Celebrating 50 Years of The Fitter: An Interview with Owner Bonnie Dahl
March 23, 2023 / By Jake Hudson-Humphrey / Features
It's hard to imagine The Hill without The Fitter. For half a century, this family-owned business has weathered changes, challenges, and trends, adapting to the needs and wants of college students, locals, and tourists. From its early days selling wooden pipes to today's colorful glass bongs and electronic vaporizers, The Fitter has kept up with the times while remaining true to its mission. To celebrate its 50th anniversary, we sat down with longtime owner Bonnie Dahl to hear her insights on the past, present, and future of The Fitter and The Hill.
Q: Bonnie, you've been in business and on The Hill for fifty years now, what was your bestselling item then, and what is your bestselling item now?
A: For about the first 40 years, our bestselling items were always pipes. The materials have changed over the decades, starting with the prevalence of wood, bamboo, metal, and stone. Glass pipes didn't even come onto the market until the early 90's. The "art glass" scene has become really popular, so we feature a wide variety of glass art pieces from national and local artists. We also specialize in scientific glass tubes and rigs. Right now, our bestselling items are bongs, however colorful glass hand pipes continue to sell well too. Smoking accessories have evolved and become much more sophisticated and tech-oriented, especially vaporizers. College kid culture has changed too, so it’s important to keep up with the trends dictated by social media. Students are well educated on what they are looking for and we try to provide it.
Q: Did the legalization of marijuana change the nature of your business, and if so, how?
A: Interestingly enough, the legalization of marijuana did not change our business much. We have found that there is more competition that has come into the area, including glass pipes sold at dispensaries, as well as gas stations now. The "pot tourist" hasn't really materialized on the Hill much, except for the younger demographic. They tend to buy something cheap and temporary to use while they are in town. The Hill is not allowed to have any retail pot stores due to the 1000-foot rule across from the university.
Q: Can you talk a bit about yourself and your background? Where did you grow up and why'd you move to Boulder?
A: My twin sister and I grew up in Phoenix, Arizona, graduating from ASU in 1974. Our senior year of high school in 1970 we entered this industry, working at our brother's first headshop in Phoenix. He soon opened one in Tempe where we worked in college until a fire burned it down to the ground in 1972. We bought The Pipefitter in Boulder from our brother in March of 1975, once he had opened the Boulder store in 1973. We had rocky times in our decades of owning our business, especially when we were raided by the federal government in 1991 for selling "drug" paraphernalia. We settled with the federal government 13 months later after paying exorbitant fines and hefty legal fees. We also survived a bout with asbestos removal where we had to move out everything from the entire building for 8 days before putting it back. Every cost was out of our pocket at the time. In 2010, the building owner tore down our building that housed The Fitter for over 37 years on College Avenue. We’ve had another location change since and are now located on 13th Street. We enjoy our new "hood" of The Hill.

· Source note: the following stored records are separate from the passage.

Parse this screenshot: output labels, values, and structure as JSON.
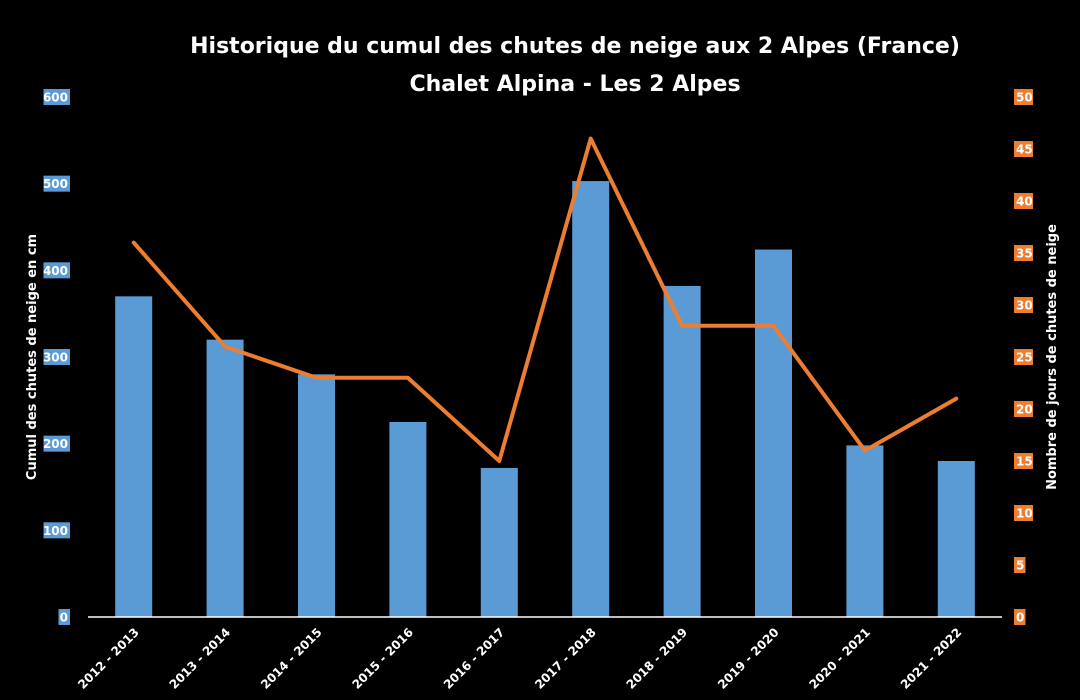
{
  "chart_data": {
    "type": "bar",
    "title": "Historique du cumul des chutes de neige aux 2 Alpes (France)",
    "subtitle": "Chalet Alpina - Les 2 Alpes",
    "categories": [
      "2012 - 2013",
      "2013 - 2014",
      "2014 - 2015",
      "2015 - 2016",
      "2016 - 2017",
      "2017 - 2018",
      "2018 - 2019",
      "2019 - 2020",
      "2020 - 2021",
      "2021 - 2022"
    ],
    "series": [
      {
        "type": "bar",
        "axis": "left",
        "color": "#5b9bd5",
        "values": [
          370,
          320,
          280,
          225,
          172,
          503,
          382,
          424,
          198,
          180
        ]
      },
      {
        "type": "line",
        "axis": "right",
        "color": "#ed7d31",
        "values": [
          36,
          26,
          23,
          23,
          15,
          46,
          28,
          28,
          16,
          21
        ]
      }
    ],
    "ylabel": "Cumul des chutes de neige en cm",
    "ylabel_right": "Nombre de jours de chutes de neige",
    "ylim": [
      0,
      600
    ],
    "ylim_right": [
      0,
      50
    ],
    "yticks": [
      0,
      100,
      200,
      300,
      400,
      500,
      600
    ],
    "yticks_right": [
      0,
      5,
      10,
      15,
      20,
      25,
      30,
      35,
      40,
      45,
      50
    ],
    "left_tick_bg": "#5b9bd5",
    "right_tick_bg": "#ed7d31",
    "grid": false,
    "legend": "none"
  }
}
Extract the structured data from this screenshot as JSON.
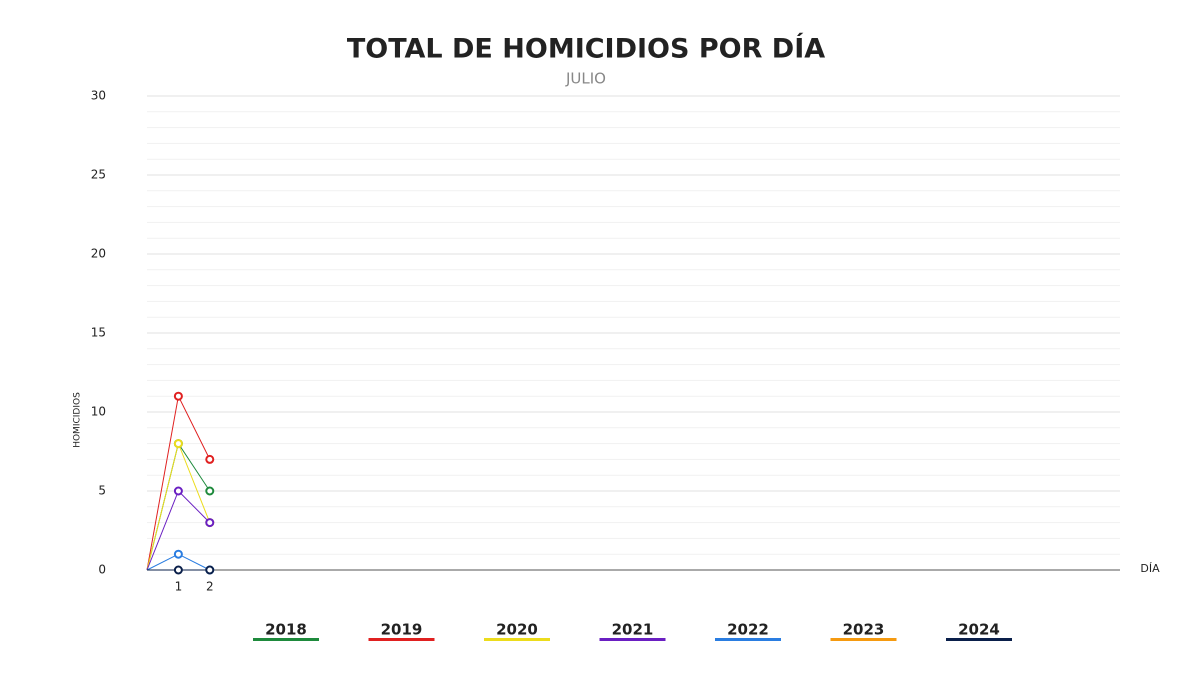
{
  "chart_data": {
    "type": "line",
    "title": "TOTAL DE HOMICIDIOS POR DÍA",
    "subtitle": "JULIO",
    "y_label": "HOMICIDIOS",
    "x_label": "DÍA",
    "x": [
      0,
      1,
      2
    ],
    "xlim": [
      0,
      31
    ],
    "xticks": [
      1,
      2
    ],
    "ylim": [
      0,
      30
    ],
    "yticks": [
      0,
      5,
      10,
      15,
      20,
      25,
      30
    ],
    "minor_yticks": [
      1,
      2,
      3,
      4,
      6,
      7,
      8,
      9,
      11,
      12,
      13,
      14,
      16,
      17,
      18,
      19,
      21,
      22,
      23,
      24,
      26,
      27,
      28,
      29
    ],
    "grid": true,
    "series": [
      {
        "name": "2018",
        "color": "#1e8a3c",
        "values": [
          0,
          8,
          5
        ]
      },
      {
        "name": "2019",
        "color": "#e02020",
        "values": [
          0,
          11,
          7
        ]
      },
      {
        "name": "2020",
        "color": "#ecdc1c",
        "values": [
          0,
          8,
          3
        ]
      },
      {
        "name": "2021",
        "color": "#6a1fc2",
        "values": [
          0,
          5,
          3
        ]
      },
      {
        "name": "2022",
        "color": "#2a7de1",
        "values": [
          0,
          1,
          0
        ]
      },
      {
        "name": "2023",
        "color": "#f59a10",
        "values": [
          null,
          null,
          null
        ]
      },
      {
        "name": "2024",
        "color": "#0a1f4a",
        "values": [
          0,
          0,
          0
        ]
      }
    ]
  }
}
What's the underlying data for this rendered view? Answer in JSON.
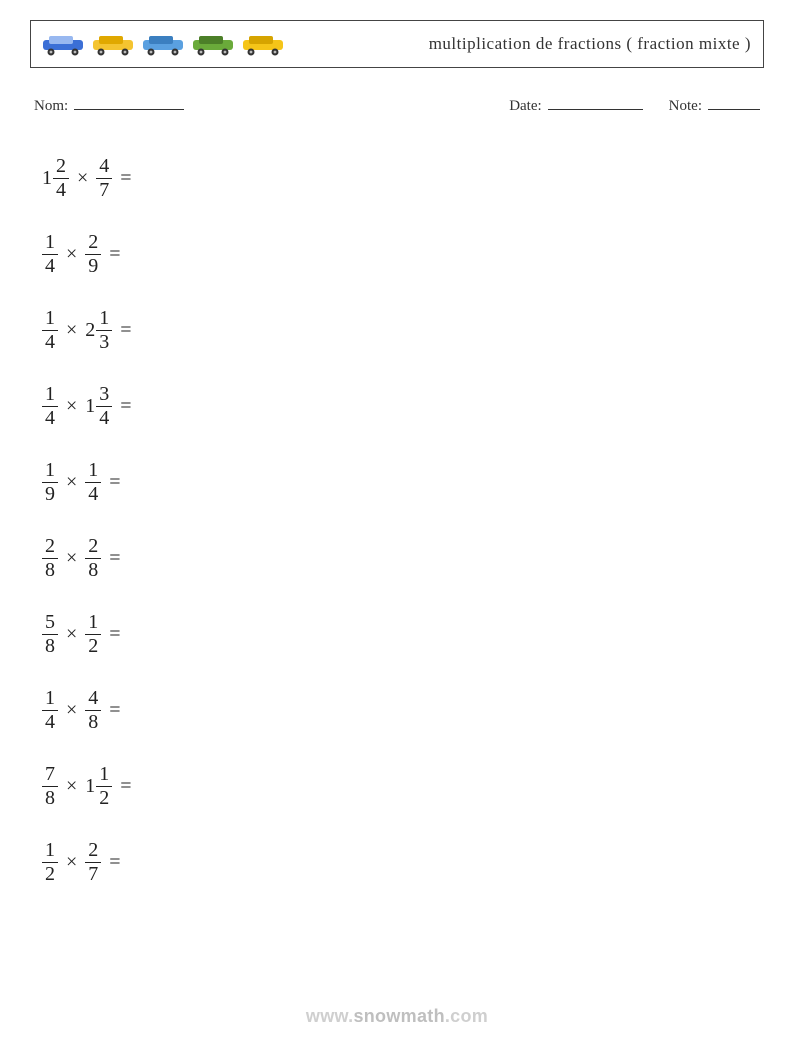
{
  "header": {
    "title": "multiplication de fractions ( fraction mixte )",
    "title_color": "#333333",
    "title_fontsize": 17,
    "border_color": "#444444",
    "vehicles": [
      {
        "name": "sedan-blue",
        "body": "#3b6fd6",
        "accent": "#98b8f0"
      },
      {
        "name": "bus-yellow",
        "body": "#f4c430",
        "accent": "#e0a800"
      },
      {
        "name": "pickup-blue",
        "body": "#5aa0e0",
        "accent": "#3b7fc0"
      },
      {
        "name": "tow-green",
        "body": "#6aaa3a",
        "accent": "#4c7f28"
      },
      {
        "name": "hatchback-yellow",
        "body": "#f5c518",
        "accent": "#d6a400"
      }
    ]
  },
  "meta": {
    "name_label": "Nom:",
    "date_label": "Date:",
    "note_label": "Note:",
    "name_blank_width": 110,
    "date_blank_width": 95,
    "note_blank_width": 52
  },
  "style": {
    "text_color": "#222222",
    "background_color": "#ffffff",
    "problem_fontsize": 20,
    "problem_row_height": 76,
    "times_symbol": "×",
    "equals_symbol": "="
  },
  "problems": [
    {
      "a": {
        "whole": 1,
        "num": 2,
        "den": 4
      },
      "b": {
        "num": 4,
        "den": 7
      }
    },
    {
      "a": {
        "num": 1,
        "den": 4
      },
      "b": {
        "num": 2,
        "den": 9
      }
    },
    {
      "a": {
        "num": 1,
        "den": 4
      },
      "b": {
        "whole": 2,
        "num": 1,
        "den": 3
      }
    },
    {
      "a": {
        "num": 1,
        "den": 4
      },
      "b": {
        "whole": 1,
        "num": 3,
        "den": 4
      }
    },
    {
      "a": {
        "num": 1,
        "den": 9
      },
      "b": {
        "num": 1,
        "den": 4
      }
    },
    {
      "a": {
        "num": 2,
        "den": 8
      },
      "b": {
        "num": 2,
        "den": 8
      }
    },
    {
      "a": {
        "num": 5,
        "den": 8
      },
      "b": {
        "num": 1,
        "den": 2
      }
    },
    {
      "a": {
        "num": 1,
        "den": 4
      },
      "b": {
        "num": 4,
        "den": 8
      }
    },
    {
      "a": {
        "num": 7,
        "den": 8
      },
      "b": {
        "whole": 1,
        "num": 1,
        "den": 2
      }
    },
    {
      "a": {
        "num": 1,
        "den": 2
      },
      "b": {
        "num": 2,
        "den": 7
      }
    }
  ],
  "footer": {
    "prefix": "www.",
    "main": "snowmath",
    "suffix": ".com",
    "color_light": "#cfcfcf",
    "color_mid": "#bfbfbf"
  }
}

Q: You and your sister took over the business from your brother 50 years ago. What does a 22-year-old girl taking over a pipe shop think to herself? What would you say to your 22-year-old self about business now?
A: Taking over a business to own and run at age 22 is a big challenge and learning experience, one that we probably didn't understand at the time. We were very naive and trusting and succeeded in the business despite our immaturity at the time. Any small business, especially retail, requires an owner to learn all aspects of business themselves: accounting, marketing, HR, sales, buying, pricing, cleaning, graphic work, etc. Today I would say to that 22-year-old self: work it hard, change when necessary, experience trial and error, and hire the right staff to support you. Retail requires you to do the work and “go with the flow.” It is rewarding when things work but can be discouraging many times as well.
Q: What are your favorite things about The Hill?
A: My favorite thing about The Hill is when the students are around and plentiful and it feels like there is energy on the streets and sidewalks. I still enjoy working with the student demographic after 50 years. The Hill has much potential, so I hold out for the future.
Q: The Fitter has moved locations since our last interview. (We’re so glad you’re still on The Hill!) Can you tell us a little bit about the new location?
A: The new location has been rewarding since we are 1.5 times larger--we managed to fill the space with clothing, hats, pouches, posters, tapestries, and even dog accessories.
Q: The Hill has had a lot of challenges in recent years, with the covid-19 pandemic, vacancies and new businesses popping up, and now two big hotel construction projects. How has The Fitter adapted to these changes?
A: During the pandemic business was very good for us since students were stuck at home on Zoom. They had nowhere to spend their disposable money since there was no travel and no concerts or festivals happening. Smoking marijuana became an even more popular pastime. As for the Hill’s other challenges, as a business you have to adapt to change or you die on the vine. That’s how we survived for 5 decades.
Q: What's next for The Fitter?
A: We will be working on our next decade of business on the Hill to keep serving more generations of college students, tourists, and residents, trying to be the best we can be.